Of course, “The Longest Day” blanks have always been interesting, and with a little controversey being gold, since the movie was in black and white, not color. Personally, I don’t see any particular mystery in that - they had to be some color, so why not gold.
I am told that many of the Russian Tokarev blanks were actually made for theatrical purposes, and not for the military as training blanks despite their military headstamps. Certainly the Soviets made plenty of blanks, as they were very big on war movies, and made some impressive ones.
While I can’t identify them, I have always felt that a goodly number of the auto pistol caliber blanks in my collection were probably made for the cinema or other theatrical purposes (stage plays, out-door live performances, re-enactments (yes - they are really theatrical productions which is why they are advertised to and open for the public). While there are many modern adaptions available for Police training that simulate semi-auto or full-auto fire, considering the age of many of the blanks, I have always doubted the militarys would bother to do the conversions then necessary just to supply training versions of their pistols and submachine guns.
Many had blank firing attachments for full, rifle-caliber machine guns. We had them for our Browning .30s. I know some were made for the M1 rifle too, but I never saw one in service. The rifle was simply hand operated like a bolt action. To make most SMGs and SAPs function fully with blanks takes major and permanent alterations to the weapon. There have been some exceptions, of course. A blank firing attachment is known for the MP 28s and for the MP-40, although they are both so rare I don’t know a collector who has seen one (I am not saying none have - I am saying there are none in my wide circle of collector friends with interest in those weapons). Au contraire, the blank firing barrel (also without muzzle adaptor used for short range rounds) for the Carl Gustav Swedish Kulsprutepistol 45 is very well known and was widely used by the Swedish military in both short-range and blank-fire modes.
Well, I guess the point is that not all blanks are probably what we think they are, or better siad, what we think they were intended for, and probably considering the amount of filming done in foreign countries there are probably dozens of theatrical-blank makers around the world that we don’t know of. Our own Forum “Doc Av” is one, of course.
Ron - thanks for the ID of the location of Ellis. A great gun shop was in Culver City also, Martin B. Retting. I wish I had known about Ellis and Stembridge in those days.
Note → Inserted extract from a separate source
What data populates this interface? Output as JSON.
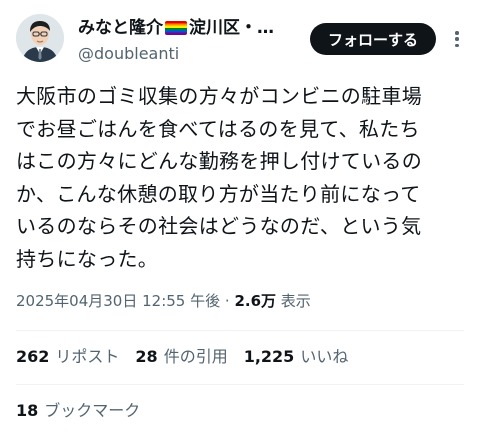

Now, the entire LA basin is simply a by-pass for me. I avoid stopping there. As much as I dislike the city of my birth, San Francisco, I dislike Los Angeles more. You can get killed down there just for taking the wrong turn off and having the wrong color car or the wrong color shirt on! That wasn’t true in the late 1950s and early 1960s when I used to make an occasional pilgrimage to Martin B. Rettings and other shops, or to the Rose Bowl game.